Все поднимались, кланялись, расходились, торопились к своим сотням. Я обсудил со своим собратом ситуацию, составил десяток писем. Григорий в своей манере ворчал, но больше даже удивлялся.
Как закончили, проводил его. Довел прямо до одной из башен. Там дозор стоял, сторожили крепко. Взглянул на небо, звезды красивые, месяц. Хорошо. Ветрено только. Обошел окрест, проверил посты все, вернулся. Охране терема наказал глядеть в оба, поскольку отвечали они за самого царика воровского.
После всех этих дел сам спать отправился. Как обычно, под рукой сабля, пистолет. Утро вечера мудренее. Смежил веки и…
Встретило оно меня вполне обыденно. Правда, петухов здесь не было, не орал никто во дворе. Зато снизу доносился шум готовки и шел приятный запах еды. Вышел, спустился.
Какая встреча!
Ванька на стол в приемном покое накрывал. Давно я не говорил с ним, да и виделся в походе не то чтобы часто и больше мельком.
А он — глаза и уши в обозе. Расспросить какие настроения, всегда интересно.

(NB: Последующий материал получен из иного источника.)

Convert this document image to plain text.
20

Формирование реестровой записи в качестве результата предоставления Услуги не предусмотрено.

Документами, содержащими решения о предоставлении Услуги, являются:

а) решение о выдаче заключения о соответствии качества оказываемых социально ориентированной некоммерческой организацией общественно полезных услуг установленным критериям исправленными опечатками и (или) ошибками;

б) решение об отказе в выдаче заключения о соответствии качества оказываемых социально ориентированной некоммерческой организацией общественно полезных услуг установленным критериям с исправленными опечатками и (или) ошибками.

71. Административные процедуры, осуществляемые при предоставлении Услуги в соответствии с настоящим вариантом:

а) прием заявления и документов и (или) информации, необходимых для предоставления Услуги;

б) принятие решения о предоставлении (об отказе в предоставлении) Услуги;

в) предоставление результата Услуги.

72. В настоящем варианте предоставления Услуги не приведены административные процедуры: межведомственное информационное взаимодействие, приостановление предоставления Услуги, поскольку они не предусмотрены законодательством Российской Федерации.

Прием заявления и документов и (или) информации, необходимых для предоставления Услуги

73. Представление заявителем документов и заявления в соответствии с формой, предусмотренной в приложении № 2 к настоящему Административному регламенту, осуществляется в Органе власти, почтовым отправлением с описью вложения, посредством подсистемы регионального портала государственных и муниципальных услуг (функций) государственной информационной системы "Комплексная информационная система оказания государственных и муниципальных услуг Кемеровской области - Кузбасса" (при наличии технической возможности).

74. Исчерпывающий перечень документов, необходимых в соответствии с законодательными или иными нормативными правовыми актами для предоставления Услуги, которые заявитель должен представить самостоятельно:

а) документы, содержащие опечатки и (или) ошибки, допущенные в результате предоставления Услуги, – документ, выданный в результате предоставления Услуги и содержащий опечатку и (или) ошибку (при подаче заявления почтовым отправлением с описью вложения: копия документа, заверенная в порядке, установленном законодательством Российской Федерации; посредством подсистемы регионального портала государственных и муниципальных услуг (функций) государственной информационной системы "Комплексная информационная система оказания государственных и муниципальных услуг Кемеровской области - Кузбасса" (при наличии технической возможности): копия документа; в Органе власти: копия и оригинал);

Увидел меня, аж прослезился. Но обниматься не кинулся, сдержался.
— Хозяин мой, господарь, Игорь Васильевич. Что же вы, я же для вас. — Затараторил. — Прознал, что вы. Ждал в лагере. Палатка же, шатер там. Для вас все. Поставлено уже, все было. А вы здесь. А про меня ни слова. Ни приказа. Ничто. Сидел, ждал. Ну а ночью решил… А эти у ворот, сказали, нельзя. — Темп его поубавился. Выдохся немного парень. — Мне… Представляете, хозяин, мне и нельзя к вам. Только вот поутру пустили.
Про себя я отметил, что бойцы-то молодцы. Кого попадя не пустили. Да, Ванька был человек, близкий ко мне. Слуга как никак, старый знакомец. Но раз не приказал я, его к себе — значит, нечего гражданским здесь делать. Надо будет позовут — это верная мысль.

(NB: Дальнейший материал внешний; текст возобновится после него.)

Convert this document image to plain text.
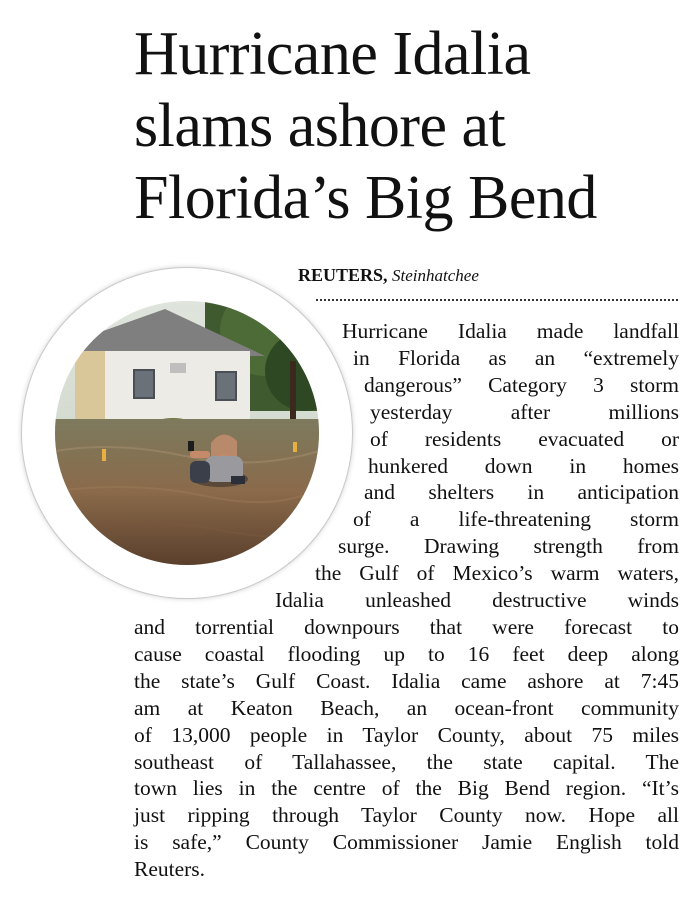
Hurricane Idalia
slams ashore at
Florida’s Big Bend
REUTERS, Steinhatchee
Hurricane Idalia made landfall
in Florida as an “extremely
dangerous” Category 3 storm
yesterday after millions
of residents evacuated or
hunkered down in homes
and shelters in anticipation
of a life-threatening storm
surge. Drawing strength from
the Gulf of Mexico’s warm waters,
Idalia unleashed destructive winds
and torrential downpours that were forecast to
cause coastal flooding up to 16 feet deep along
the state’s Gulf Coast. Idalia came ashore at 7:45
am at Keaton Beach, an ocean-front community
of 13,000 people in Taylor County, about 75 miles
southeast of Tallahassee, the state capital. The
town lies in the centre of the Big Bend region. “It’s
just ripping through Taylor County now. Hope all
is safe,” County Commissioner Jamie English told
Reuters.
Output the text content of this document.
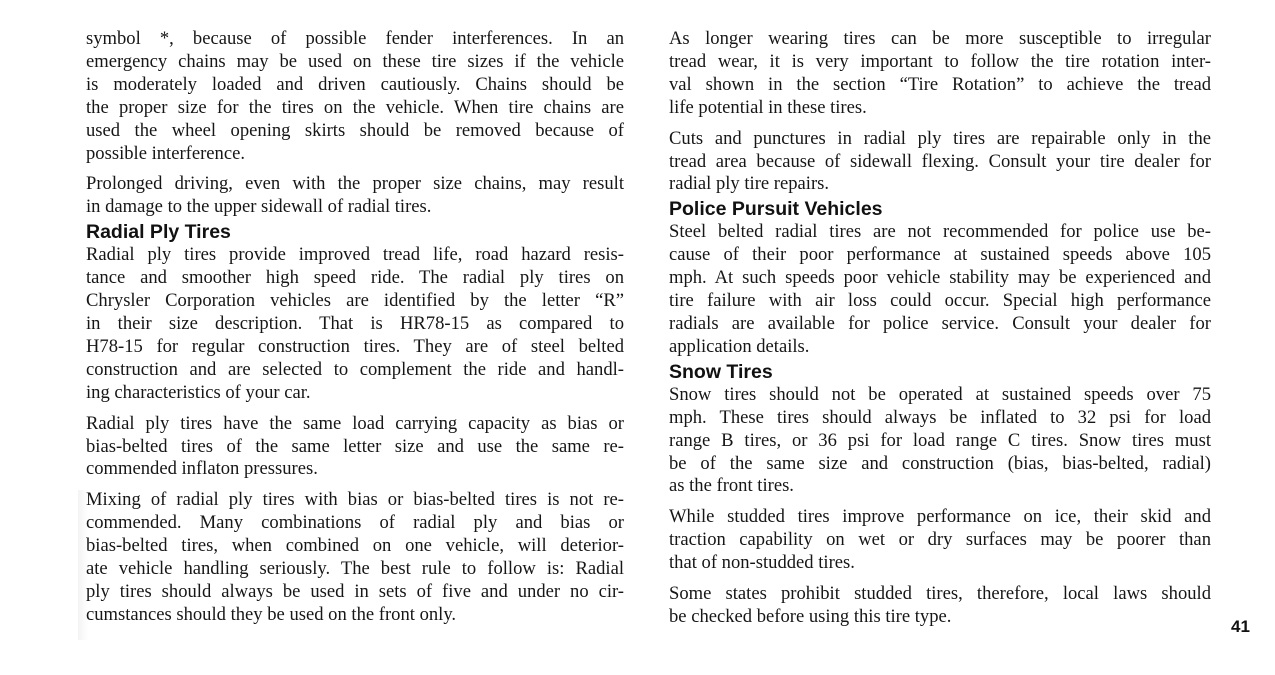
symbol *, because of possible fender interferences. In an
emergency chains may be used on these tire sizes if the vehicle
is moderately loaded and driven cautiously. Chains should be
the proper size for the tires on the vehicle. When tire chains are
used the wheel opening skirts should be removed because of
possible interference.
Prolonged driving, even with the proper size chains, may result
in damage to the upper sidewall of radial tires.
Radial Ply Tires
Radial ply tires provide improved tread life, road hazard resis-
tance and smoother high speed ride. The radial ply tires on
Chrysler Corporation vehicles are identified by the letter “R”
in their size description. That is HR78-15 as compared to
H78-15 for regular construction tires. They are of steel belted
construction and are selected to complement the ride and handl-
ing characteristics of your car.
Radial ply tires have the same load carrying capacity as bias or
bias-belted tires of the same letter size and use the same re-
commended inflaton pressures.
Mixing of radial ply tires with bias or bias-belted tires is not re-
commended. Many combinations of radial ply and bias or
bias-belted tires, when combined on one vehicle, will deterior-
ate vehicle handling seriously. The best rule to follow is: Radial
ply tires should always be used in sets of five and under no cir-
cumstances should they be used on the front only.
As longer wearing tires can be more susceptible to irregular
tread wear, it is very important to follow the tire rotation inter-
val shown in the section “Tire Rotation” to achieve the tread
life potential in these tires.
Cuts and punctures in radial ply tires are repairable only in the
tread area because of sidewall flexing. Consult your tire dealer for
radial ply tire repairs.
Police Pursuit Vehicles
Steel belted radial tires are not recommended for police use be-
cause of their poor performance at sustained speeds above 105
mph. At such speeds poor vehicle stability may be experienced and
tire failure with air loss could occur. Special high performance
radials are available for police service. Consult your dealer for
application details.
Snow Tires
Snow tires should not be operated at sustained speeds over 75
mph. These tires should always be inflated to 32 psi for load
range B tires, or 36 psi for load range C tires. Snow tires must
be of the same size and construction (bias, bias-belted, radial)
as the front tires.
While studded tires improve performance on ice, their skid and
traction capability on wet or dry surfaces may be poorer than
that of non-studded tires.
Some states prohibit studded tires, therefore, local laws should
be checked before using this tire type.	41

Значит кого попадя тем более просто так не пустят.
— Ванька. Рад тебе. — Ответил я улыбаясь. Двинулся к нему. — За завтрак спасибо. Ты это… Банька здесь есть? А то с дороги вчера вообще некогда было.
— Все сделаю, все будет. Вы ешьте пока, а я все подготовлю. Есть банька, я уже прознал где. Уверен был, пожелаете.
Расторопный он у меня.
— Как жизнь твоя в обозе? — Решил спросить, заходя на понимание самого важного. Чужого настроения в воинстве моем.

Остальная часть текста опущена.